Most of what God opened my eyes to see was experienced in the sharing time at the end of the evening. There were about 600 people in the sanctuary, many of whom had endured a long, long receiving line, trying to say something personal to Susan and me; and many of whom did not get that opportunity because the time ran out. So, everyone moved to the sanctuary for some "toasting and roasting." Person after person came to the microphone. It was painful, wonderful, tearful, glorious, tender, affectionate, affirming, wrenching. Here's what I heard. . .
I heard that God was present, working, in specific things said in particular messages by me, in specific pieces of music Susan had chosen. People came up and gave details about hearing something they really needed just when they needed it. On the day when someone needed to "let go" and they did. When mom was dying and they needed a specific word about what they needed to do, and they got it and lived it out. The unmistakeable truth? That God is the only hero in the story. Susan and I never had a clue when we did those things.
People talked a lot about my getting down on the level of children, physically kneeling to look them in the eyes. Being accessible to people of all ages, I heard, is a really big deal. Looking people in the eye is a really big deal. Giving people one's full attention is REALLY IMPORTANT. Because everyone is basically feeling passed by, starving for a listening ear, desperate to have another's full presence. This is what we crave from God, that "My Name will be there" (I Kings 8:27-30). Which means that God has given us His undivided attention and is fully present in the moment to us.

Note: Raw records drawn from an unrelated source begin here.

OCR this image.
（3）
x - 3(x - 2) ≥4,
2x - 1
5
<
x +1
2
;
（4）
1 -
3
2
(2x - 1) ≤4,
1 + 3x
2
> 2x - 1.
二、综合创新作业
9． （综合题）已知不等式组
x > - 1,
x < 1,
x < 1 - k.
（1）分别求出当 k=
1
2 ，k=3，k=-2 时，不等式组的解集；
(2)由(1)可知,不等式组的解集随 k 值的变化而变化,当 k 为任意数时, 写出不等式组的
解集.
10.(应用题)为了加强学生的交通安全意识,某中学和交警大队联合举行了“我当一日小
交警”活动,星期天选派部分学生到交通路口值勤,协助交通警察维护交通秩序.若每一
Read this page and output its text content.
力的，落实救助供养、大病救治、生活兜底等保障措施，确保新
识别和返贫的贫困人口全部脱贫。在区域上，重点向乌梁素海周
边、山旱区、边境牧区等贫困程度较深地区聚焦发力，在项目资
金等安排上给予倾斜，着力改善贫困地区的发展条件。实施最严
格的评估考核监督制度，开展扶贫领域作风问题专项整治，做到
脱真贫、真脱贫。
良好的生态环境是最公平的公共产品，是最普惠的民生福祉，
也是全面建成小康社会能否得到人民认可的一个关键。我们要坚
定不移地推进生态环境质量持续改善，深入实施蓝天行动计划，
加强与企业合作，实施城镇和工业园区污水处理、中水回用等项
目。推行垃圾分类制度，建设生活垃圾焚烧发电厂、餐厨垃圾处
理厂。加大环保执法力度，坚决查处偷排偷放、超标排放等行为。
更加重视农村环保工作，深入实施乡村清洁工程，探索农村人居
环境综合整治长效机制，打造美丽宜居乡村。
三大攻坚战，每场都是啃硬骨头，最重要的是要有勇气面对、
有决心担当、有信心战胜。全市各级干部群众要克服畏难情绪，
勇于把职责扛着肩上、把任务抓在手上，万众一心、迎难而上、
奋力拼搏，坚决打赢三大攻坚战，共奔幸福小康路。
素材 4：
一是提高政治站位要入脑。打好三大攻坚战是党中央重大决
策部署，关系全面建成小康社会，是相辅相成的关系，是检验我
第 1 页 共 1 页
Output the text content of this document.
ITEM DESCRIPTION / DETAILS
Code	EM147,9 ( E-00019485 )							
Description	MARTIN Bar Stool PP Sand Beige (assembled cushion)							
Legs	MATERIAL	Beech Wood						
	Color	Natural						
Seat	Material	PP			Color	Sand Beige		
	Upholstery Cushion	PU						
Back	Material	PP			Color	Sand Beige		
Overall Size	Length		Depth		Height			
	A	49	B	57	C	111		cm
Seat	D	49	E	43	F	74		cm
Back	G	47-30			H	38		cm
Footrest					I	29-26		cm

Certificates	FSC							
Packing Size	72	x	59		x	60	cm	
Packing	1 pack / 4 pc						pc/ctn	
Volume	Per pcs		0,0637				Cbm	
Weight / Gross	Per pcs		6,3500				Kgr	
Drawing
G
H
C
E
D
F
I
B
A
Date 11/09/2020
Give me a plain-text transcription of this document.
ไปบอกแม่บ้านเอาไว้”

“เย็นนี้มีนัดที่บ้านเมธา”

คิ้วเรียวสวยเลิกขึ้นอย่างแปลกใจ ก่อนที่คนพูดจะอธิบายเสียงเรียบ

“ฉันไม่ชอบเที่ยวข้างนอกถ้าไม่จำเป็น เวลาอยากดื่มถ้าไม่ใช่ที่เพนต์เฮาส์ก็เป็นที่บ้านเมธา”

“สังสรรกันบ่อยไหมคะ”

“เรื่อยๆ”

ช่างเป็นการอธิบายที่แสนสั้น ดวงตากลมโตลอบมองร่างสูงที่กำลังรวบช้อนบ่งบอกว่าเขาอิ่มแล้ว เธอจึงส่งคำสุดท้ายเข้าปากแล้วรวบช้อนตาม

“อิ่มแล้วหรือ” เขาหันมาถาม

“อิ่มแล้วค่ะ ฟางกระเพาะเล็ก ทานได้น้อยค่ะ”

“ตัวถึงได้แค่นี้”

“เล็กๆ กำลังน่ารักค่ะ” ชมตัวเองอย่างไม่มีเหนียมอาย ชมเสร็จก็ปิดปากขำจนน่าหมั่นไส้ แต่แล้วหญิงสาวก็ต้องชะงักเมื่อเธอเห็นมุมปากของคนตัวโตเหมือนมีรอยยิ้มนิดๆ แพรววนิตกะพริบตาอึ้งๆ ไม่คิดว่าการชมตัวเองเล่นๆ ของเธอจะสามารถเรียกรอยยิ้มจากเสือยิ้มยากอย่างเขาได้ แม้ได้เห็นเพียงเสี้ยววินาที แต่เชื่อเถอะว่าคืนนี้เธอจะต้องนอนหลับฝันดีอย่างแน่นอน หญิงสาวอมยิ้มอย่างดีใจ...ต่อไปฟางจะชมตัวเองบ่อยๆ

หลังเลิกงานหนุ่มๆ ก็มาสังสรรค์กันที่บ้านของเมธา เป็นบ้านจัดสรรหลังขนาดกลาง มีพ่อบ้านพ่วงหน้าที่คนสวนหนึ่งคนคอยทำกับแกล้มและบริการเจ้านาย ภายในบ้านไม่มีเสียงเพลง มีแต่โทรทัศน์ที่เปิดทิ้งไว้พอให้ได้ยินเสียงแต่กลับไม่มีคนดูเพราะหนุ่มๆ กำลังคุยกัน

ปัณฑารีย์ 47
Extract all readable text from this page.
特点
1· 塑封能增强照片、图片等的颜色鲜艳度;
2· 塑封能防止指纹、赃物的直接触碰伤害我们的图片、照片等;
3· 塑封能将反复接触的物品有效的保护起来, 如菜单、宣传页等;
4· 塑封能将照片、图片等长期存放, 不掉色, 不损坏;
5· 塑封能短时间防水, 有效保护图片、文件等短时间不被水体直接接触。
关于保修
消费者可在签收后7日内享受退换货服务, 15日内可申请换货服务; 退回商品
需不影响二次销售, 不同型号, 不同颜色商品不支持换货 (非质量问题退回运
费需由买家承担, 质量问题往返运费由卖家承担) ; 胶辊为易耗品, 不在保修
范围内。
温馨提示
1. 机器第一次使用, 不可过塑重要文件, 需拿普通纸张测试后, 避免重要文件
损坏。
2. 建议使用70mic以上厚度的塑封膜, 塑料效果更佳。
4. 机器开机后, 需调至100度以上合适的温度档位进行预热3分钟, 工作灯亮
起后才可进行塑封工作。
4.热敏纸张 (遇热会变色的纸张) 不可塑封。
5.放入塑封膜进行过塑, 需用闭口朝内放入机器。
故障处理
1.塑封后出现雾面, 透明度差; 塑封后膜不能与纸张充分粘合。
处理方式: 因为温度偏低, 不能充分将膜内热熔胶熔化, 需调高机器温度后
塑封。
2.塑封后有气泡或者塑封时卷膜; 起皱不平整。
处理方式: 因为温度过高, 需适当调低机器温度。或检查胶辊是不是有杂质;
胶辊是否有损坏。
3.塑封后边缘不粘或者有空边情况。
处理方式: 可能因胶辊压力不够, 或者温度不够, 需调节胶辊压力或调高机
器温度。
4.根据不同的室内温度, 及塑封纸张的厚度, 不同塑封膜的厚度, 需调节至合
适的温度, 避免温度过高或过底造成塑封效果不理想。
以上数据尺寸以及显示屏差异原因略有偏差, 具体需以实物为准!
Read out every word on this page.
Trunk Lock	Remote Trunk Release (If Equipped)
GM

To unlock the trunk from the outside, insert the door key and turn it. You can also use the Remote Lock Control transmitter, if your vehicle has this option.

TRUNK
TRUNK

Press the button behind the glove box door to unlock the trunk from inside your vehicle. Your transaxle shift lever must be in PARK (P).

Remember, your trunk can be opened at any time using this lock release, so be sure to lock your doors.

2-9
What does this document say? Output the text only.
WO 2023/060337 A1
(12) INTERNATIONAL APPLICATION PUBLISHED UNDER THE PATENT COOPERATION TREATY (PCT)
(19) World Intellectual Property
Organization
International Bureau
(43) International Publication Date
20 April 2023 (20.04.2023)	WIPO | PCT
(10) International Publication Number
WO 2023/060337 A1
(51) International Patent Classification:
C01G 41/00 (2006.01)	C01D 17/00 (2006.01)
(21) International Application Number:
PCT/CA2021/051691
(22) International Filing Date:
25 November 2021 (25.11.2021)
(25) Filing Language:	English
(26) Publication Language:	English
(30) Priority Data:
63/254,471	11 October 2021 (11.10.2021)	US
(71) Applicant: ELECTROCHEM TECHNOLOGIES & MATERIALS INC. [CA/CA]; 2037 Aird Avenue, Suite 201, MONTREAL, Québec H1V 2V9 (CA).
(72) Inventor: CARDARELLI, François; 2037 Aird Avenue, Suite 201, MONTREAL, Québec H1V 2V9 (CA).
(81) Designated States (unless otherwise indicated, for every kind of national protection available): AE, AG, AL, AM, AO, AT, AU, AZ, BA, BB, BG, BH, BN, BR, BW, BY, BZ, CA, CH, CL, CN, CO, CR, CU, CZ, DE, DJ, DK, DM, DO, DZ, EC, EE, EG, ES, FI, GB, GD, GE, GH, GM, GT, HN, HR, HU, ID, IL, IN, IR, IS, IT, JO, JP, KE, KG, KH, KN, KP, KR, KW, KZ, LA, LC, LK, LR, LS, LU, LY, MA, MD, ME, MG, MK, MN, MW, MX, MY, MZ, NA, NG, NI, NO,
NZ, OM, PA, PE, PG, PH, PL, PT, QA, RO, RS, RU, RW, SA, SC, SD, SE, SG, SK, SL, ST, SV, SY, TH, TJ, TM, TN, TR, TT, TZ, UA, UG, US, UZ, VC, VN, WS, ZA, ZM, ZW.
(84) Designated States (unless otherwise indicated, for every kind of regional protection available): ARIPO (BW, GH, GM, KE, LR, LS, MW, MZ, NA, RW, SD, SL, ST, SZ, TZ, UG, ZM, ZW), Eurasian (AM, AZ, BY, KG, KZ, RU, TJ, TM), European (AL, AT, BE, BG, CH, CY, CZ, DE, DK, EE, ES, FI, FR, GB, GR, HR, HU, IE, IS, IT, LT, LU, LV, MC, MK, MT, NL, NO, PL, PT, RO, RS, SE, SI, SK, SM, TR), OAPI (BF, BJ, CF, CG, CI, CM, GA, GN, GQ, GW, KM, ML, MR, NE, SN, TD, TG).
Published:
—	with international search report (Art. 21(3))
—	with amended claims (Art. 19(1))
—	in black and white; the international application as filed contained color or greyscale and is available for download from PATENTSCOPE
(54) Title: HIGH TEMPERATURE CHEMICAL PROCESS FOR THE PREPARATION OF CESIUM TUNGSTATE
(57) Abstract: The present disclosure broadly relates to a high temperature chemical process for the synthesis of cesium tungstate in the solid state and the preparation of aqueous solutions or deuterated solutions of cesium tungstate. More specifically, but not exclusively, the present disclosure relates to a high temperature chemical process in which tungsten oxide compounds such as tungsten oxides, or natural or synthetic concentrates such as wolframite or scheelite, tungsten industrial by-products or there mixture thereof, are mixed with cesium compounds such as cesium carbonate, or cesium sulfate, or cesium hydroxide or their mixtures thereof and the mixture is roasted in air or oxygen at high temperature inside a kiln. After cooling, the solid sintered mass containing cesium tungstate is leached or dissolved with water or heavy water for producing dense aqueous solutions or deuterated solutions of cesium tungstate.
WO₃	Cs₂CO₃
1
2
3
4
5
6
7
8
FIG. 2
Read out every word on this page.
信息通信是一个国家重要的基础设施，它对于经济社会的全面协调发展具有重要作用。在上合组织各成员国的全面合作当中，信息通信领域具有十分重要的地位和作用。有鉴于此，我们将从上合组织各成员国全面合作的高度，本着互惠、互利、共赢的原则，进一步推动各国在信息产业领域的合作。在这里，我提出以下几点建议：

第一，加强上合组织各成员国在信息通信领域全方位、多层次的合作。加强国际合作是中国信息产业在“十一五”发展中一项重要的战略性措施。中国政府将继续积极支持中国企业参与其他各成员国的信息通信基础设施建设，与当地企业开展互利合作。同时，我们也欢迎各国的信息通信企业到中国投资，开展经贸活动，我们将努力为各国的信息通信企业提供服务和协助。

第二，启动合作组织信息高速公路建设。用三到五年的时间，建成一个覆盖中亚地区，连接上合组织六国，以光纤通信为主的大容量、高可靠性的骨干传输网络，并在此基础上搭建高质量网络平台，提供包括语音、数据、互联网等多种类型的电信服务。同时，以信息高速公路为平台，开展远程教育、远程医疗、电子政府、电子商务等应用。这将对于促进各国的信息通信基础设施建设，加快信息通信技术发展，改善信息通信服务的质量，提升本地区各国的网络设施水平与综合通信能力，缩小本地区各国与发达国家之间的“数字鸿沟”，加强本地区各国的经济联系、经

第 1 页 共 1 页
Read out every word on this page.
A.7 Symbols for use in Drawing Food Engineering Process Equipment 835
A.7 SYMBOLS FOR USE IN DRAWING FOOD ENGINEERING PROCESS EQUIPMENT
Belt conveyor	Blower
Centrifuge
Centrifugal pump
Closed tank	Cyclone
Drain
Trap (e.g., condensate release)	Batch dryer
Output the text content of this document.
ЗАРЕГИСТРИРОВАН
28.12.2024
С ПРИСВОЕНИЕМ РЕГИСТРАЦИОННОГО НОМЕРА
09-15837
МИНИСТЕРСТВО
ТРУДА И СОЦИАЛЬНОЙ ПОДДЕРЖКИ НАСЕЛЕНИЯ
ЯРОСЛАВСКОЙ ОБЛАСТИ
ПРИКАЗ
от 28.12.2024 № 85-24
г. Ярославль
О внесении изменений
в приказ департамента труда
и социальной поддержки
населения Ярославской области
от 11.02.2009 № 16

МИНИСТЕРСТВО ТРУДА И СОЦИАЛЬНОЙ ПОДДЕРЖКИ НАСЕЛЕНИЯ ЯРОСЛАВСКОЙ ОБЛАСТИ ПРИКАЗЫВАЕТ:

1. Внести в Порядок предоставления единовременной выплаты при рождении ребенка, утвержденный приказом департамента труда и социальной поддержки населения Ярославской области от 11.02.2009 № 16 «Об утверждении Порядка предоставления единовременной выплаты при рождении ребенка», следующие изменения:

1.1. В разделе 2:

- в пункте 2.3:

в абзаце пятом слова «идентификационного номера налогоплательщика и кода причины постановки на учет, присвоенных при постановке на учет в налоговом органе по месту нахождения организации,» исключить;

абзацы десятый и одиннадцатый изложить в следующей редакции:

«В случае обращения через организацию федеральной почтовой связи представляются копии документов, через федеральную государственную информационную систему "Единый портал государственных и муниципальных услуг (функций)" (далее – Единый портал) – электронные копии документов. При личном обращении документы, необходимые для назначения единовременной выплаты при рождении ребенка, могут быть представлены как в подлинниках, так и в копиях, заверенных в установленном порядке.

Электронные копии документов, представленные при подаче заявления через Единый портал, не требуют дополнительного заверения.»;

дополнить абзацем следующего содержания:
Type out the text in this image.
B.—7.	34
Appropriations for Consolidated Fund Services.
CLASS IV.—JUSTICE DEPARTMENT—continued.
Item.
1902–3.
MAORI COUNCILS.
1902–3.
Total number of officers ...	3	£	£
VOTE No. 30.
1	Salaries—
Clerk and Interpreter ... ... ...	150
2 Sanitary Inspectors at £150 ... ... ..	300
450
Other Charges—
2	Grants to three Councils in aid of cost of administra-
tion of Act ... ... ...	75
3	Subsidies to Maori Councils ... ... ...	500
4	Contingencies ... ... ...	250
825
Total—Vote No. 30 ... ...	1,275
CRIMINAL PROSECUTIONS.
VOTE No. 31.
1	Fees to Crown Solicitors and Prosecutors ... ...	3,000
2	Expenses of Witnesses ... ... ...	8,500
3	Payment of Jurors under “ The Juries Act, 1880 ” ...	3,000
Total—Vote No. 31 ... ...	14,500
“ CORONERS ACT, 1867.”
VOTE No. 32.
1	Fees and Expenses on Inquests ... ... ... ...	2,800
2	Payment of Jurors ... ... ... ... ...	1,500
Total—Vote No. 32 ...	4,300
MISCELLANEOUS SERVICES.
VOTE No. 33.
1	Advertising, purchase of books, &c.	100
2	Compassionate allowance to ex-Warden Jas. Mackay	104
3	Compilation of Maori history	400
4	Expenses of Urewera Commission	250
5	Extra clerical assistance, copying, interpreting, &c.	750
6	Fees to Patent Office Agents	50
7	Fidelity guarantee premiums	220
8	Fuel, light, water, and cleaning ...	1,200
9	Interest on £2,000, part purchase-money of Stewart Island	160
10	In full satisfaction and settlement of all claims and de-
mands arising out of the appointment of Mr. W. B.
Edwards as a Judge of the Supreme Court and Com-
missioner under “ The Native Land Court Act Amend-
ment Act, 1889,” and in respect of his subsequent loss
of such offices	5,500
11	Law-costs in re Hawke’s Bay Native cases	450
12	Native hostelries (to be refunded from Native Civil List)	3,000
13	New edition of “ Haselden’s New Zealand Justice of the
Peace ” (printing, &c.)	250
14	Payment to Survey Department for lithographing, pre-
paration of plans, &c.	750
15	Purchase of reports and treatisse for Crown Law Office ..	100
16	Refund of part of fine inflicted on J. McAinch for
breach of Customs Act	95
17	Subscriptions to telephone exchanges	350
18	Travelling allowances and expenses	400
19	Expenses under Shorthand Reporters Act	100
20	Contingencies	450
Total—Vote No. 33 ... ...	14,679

Susan and I heard that a lot of things that seemed fairly unproductive - maybe not a waste of time, but certainly not successful in most any sense of the word - were weighty. Substantive. Rich. Life-changing. Simple things like opening our home to young adults, taking time for people in need, trying to help people grow in their faith, giving counsel to people who needed something to hang onto.
Some of them became Christians, crossing over from darkness to light, exchanging one worldview for another. One young woman said she became a follower of Christ through my preaching. I had no idea until she told me on Palm Sunday.
There were testimonies about words given in correction. . .that found a home, when I would have sworn they were blown off.
We heard loudly that friendship matters. That it is the bridge of love and friendship over which God speaks the loudest to people, at least most of the time.
And we were told by many that the gift of our family, what God was doing within our family where of course the whole church family gets to see it, that this gift was dear and powerful for goodness in so many of their lives.
Now, what do you hear in all of that?
Above all, I hear something I wrote about almost a year ago, as I tried to make sense out of the destruction that has occurred to almost everything we've tried to do in ministry. Where's the significance, I cried? What difference does my life make? And what I heard then, and what I hear again, is Paul's words to the Corinthians:
"So now, these three remain, faith, hope, and love. But the greatest of these is love." (I Cor.13:13) Agape love is from the Age to Come, arising from the very Being of the Triune God. It penetrates into this Present Age, still plagued by the curse of sin, and here it abides in those who are in union with Christ - that's how it gets in, through Christ into us. And as we live out what this love is, it causes something to come into being which endures, remains, crosses over into the Age to Come, something we will walk in and experience the fruits of in that coming Age. We participate, in other words, in the appearance of the Kingdom of God.
It's not really about programs. It's not really about being religious. It's about acts and words of love in Christ. That's what I learned at our party.